Considering that the metabolic benefits of weight loss are probably driven by the reduction in fat mass, Durrer said that “this is maybe not the best message to be putting forward to clinicians, and particularly people living with type 2 diabetes, so I would say that unless exercise interventions are completely compromising the diet they should still be considered”.
Regular exercise can optimise the health benefits associated with weight loss
Exercise may also be critical for maintaining weight loss, potentially due to a significant increase in postprandial GLP-1 levels, suggest data from a second study presented by Signe Torekov (University of Copenhagen, Denmark).
The team previously showed that undertaking a programme of moderate-to-vigorous exercise according to current World Health Organization recommendations facilitated weight maintenance after diet-induced weight loss (about 13 kg, on average), and that people’s appetite did not increase, compared with those who remained sedentary, despite the additional physical activity2.

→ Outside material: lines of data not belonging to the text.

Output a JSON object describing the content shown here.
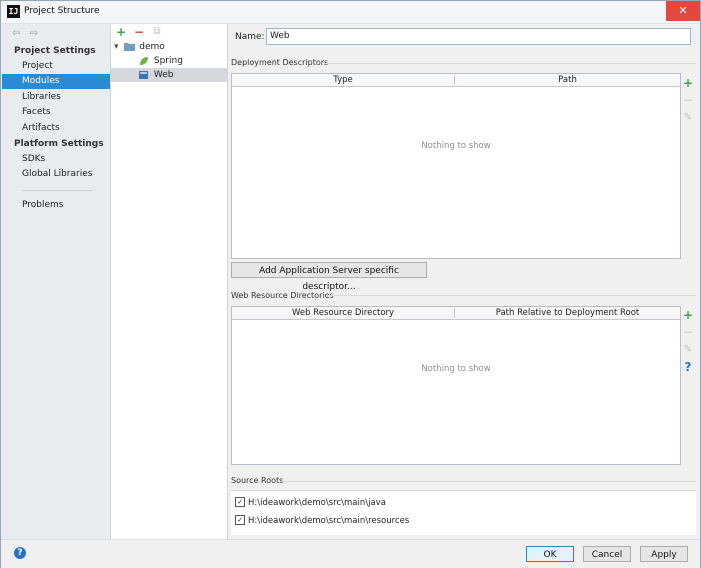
{
  "window": {
    "app_icon": "IJ",
    "title": "Project Structure",
    "close_glyph": "✕"
  },
  "nav": {
    "back_glyph": "⇦",
    "forward_glyph": "⇨",
    "project_settings_header": "Project Settings",
    "platform_settings_header": "Platform Settings",
    "items": [
      "Project",
      "Modules",
      "Libraries",
      "Facets",
      "Artifacts",
      "SDKs",
      "Global Libraries",
      "Problems"
    ],
    "selected": "Modules"
  },
  "module_tree": {
    "add_glyph": "+",
    "remove_glyph": "−",
    "copy_glyph": "⧉",
    "expand_glyph": "▾",
    "module": "demo",
    "children": [
      "Spring",
      "Web"
    ],
    "selected": "Web",
    "icons": {
      "module": "folder-icon",
      "spring": "spring-leaf-icon",
      "web": "web-facet-icon"
    }
  },
  "facet": {
    "name_label": "Name:",
    "name_value": "Web",
    "deployment": {
      "title": "Deployment Descriptors",
      "columns": [
        "Type",
        "Path"
      ],
      "empty_text": "Nothing to show",
      "add_button": "Add Application Server specific descriptor..."
    },
    "resources": {
      "title": "Web Resource Directories",
      "columns": [
        "Web Resource Directory",
        "Path Relative to Deployment Root"
      ],
      "empty_text": "Nothing to show"
    },
    "tools": {
      "add": "+",
      "remove": "−",
      "edit": "✎",
      "help": "?"
    },
    "source_roots": {
      "title": "Source Roots",
      "check_glyph": "✓",
      "items": [
        {
          "path": "H:\\ideawork\\demo\\src\\main\\java",
          "checked": true
        },
        {
          "path": "H:\\ideawork\\demo\\src\\main\\resources",
          "checked": true
        }
      ]
    }
  },
  "footer": {
    "help": "?",
    "ok": "OK",
    "cancel": "Cancel",
    "apply": "Apply"
  },
  "colors": {
    "selection": "#2a8ad4",
    "add_green": "#3fa14a",
    "remove_red": "#d9403a",
    "close_red": "#e2483f",
    "help_blue": "#2a73c4"
  }
}
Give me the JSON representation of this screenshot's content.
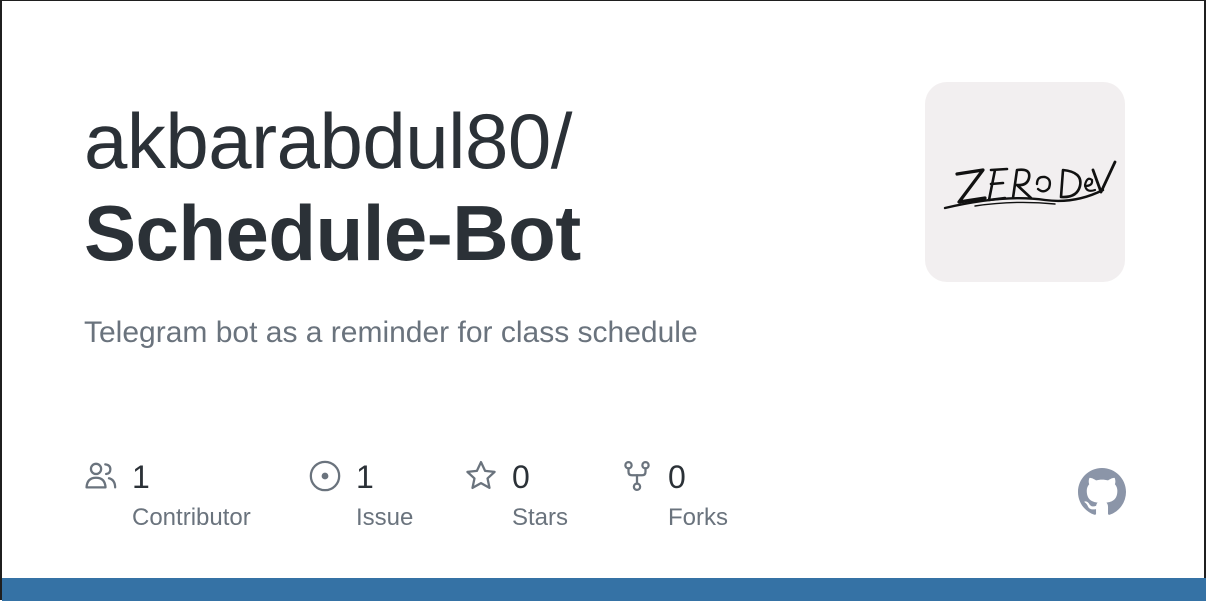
{
  "repo": {
    "owner": "akbarabdul80/",
    "name": "Schedule-Bot",
    "description": "Telegram bot as a reminder for class schedule",
    "avatar_icon": "zerodev-logo-avatar"
  },
  "stats": [
    {
      "icon": "people-icon",
      "value": "1",
      "label": "Contributor"
    },
    {
      "icon": "issue-icon",
      "value": "1",
      "label": "Issue"
    },
    {
      "icon": "star-icon",
      "value": "0",
      "label": "Stars"
    },
    {
      "icon": "fork-icon",
      "value": "0",
      "label": "Forks"
    }
  ],
  "colors": {
    "title": "#2b3137",
    "muted": "#6a737d",
    "icon": "#6a737d",
    "github_mark": "#8b95a8",
    "bottom_bar": "#3572a5",
    "avatar_bg": "#f2eff0"
  },
  "brand_icon": "github-mark-icon"
}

The latest findings, in a substudy of 97 participants with BMI over 30 kg/m2 but without diabetes, show that participants assigned to do regular vigorous exercise had significantly higher postprandial GLP-1 levels after 52 weeks than at baseline and relative to those who remained sedentary after finishing the diet.
This suggests that vigorous exercise helps to control appetite and therefore to maintain weight loss, concluded the presenter.
Exercise within current guideline recommendations may help to prevent weight regain
References
- Rosenstock J, Frías JP, Rodbard HW, Tofé S, Sears E, Huh R, et al. Tirzepatide vs Insulin Lispro Added to Basal Insulin in Type 2 Diabetes: The SURPASS-6 Randomized Clinical Trial. JAMA. 2023.
- Lundgren JR, Janus C, Jensen SBK, Juhl CR, Olsen LM, Christensen RM, et al. Healthy Weight Loss Maintenance with Exercise, Liraglutide, or Both Combined. N Engl J Med. 2021;384(18):1719-1730.